Posted 08/08/2008 - 04:22:17pm by Terry Nagel
Two new surveys show that private employers are being very subtle about their plans offer incentives to retain older employees – much to the disappointment of retirees who would have liked to know about them.
The lesson to be learned, said Allen Steinberg, a principal and senior design consultant at Hewitt Associates, is that “you’re going to lose good people if they don’t know about the availability of a program” designed to interest them in working longer.
That’s good advice for nonprofit organizations, too, which are scrambling to figure out ways to retain experienced workers before an anticipated wave of boomer retirements.
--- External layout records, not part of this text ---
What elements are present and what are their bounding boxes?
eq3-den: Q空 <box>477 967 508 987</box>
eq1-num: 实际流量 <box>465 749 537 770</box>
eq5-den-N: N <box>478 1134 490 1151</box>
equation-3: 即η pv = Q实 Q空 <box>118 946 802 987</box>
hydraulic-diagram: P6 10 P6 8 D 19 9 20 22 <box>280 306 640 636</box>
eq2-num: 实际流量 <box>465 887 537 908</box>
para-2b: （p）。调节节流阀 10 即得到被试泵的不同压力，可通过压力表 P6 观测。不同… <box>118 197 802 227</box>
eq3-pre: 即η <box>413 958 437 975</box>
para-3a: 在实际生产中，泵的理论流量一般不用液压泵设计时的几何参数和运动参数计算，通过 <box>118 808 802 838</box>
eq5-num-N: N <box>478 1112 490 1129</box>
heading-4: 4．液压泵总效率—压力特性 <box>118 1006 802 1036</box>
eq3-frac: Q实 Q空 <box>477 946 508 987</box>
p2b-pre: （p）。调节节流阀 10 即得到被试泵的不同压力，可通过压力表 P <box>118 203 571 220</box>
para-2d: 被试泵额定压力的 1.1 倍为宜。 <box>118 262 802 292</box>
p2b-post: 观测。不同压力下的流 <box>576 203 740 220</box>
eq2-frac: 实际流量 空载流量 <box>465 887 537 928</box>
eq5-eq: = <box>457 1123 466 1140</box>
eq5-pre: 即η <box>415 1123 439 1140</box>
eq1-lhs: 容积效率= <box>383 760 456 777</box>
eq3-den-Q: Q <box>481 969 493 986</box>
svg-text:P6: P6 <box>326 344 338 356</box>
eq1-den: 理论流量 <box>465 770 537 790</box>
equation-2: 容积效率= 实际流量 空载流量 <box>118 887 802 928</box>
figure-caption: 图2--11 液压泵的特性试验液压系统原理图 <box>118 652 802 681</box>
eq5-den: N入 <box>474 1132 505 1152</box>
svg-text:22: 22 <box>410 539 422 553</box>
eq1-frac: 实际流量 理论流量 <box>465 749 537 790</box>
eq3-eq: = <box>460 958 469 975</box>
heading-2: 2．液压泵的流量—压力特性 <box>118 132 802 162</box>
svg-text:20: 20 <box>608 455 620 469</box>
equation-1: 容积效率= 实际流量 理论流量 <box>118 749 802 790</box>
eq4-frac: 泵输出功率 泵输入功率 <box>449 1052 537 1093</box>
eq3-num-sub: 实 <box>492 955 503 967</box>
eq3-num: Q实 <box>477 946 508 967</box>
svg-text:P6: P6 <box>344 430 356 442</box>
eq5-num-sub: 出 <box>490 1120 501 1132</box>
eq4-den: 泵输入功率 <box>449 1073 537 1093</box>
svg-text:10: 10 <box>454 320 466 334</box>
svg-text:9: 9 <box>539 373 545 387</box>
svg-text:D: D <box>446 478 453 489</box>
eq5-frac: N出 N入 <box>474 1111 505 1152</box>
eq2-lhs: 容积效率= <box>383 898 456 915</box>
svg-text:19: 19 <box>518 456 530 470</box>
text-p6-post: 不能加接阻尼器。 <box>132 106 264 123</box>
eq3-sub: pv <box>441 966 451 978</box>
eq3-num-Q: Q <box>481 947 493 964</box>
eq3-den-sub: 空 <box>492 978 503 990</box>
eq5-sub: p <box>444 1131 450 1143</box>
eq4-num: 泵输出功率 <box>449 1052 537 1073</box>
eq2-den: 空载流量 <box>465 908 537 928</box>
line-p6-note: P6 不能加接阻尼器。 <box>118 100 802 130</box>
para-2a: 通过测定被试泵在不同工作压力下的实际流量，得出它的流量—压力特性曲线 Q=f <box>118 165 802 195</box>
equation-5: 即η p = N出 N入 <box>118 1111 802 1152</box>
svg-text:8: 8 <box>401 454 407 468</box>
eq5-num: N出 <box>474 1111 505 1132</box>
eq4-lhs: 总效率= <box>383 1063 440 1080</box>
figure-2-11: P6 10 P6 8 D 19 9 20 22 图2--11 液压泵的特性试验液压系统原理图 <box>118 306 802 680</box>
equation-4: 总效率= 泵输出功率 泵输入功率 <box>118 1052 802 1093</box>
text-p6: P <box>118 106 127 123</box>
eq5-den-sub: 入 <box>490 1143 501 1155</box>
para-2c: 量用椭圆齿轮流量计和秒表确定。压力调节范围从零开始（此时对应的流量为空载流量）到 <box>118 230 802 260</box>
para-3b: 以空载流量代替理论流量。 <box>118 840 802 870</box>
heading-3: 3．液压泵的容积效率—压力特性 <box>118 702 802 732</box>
A survey by Hewitt Associates released in late July found that 61 percent of the 140 mid- to large-size employers polled have developed or plan to create a special program to retain, targeted near-retirement employees. But very few – only 5 percent – have formalized those programs.
Instead, said Steinberg, “organizations have been much more comfortable identifying the one, two or three individuals they are really eager to keep, wrapping an arm around their shoulder and saying, ‘What’s it going to take to keep you?’”
Earlier last month, the Employee Benefits Research Institute reported on a survey of 5,722 employees that found 61 percent might be induced to delay retirement if they were offered flexible hours, more pay or other incentives. Yet only 26 percent said they have been approached by their employers to stay longer.
Steinberg said the one-on-one approach of buttonholing an employee is starting to lose its effectiveness. In the next three to five years, he noted, “The demographics are telegraphing that a lot more boomers are going to move into their late 50s and are going to think about leaving.”
He said companies would be wise to set up formal retention programs now that make the incentives clear, and they shouldn’t do so in a vacuum. “They need to ask the employees what it will take to get them to stay, rather than having some H.R. person sitting alone in a room trying to figure it out,” he advised.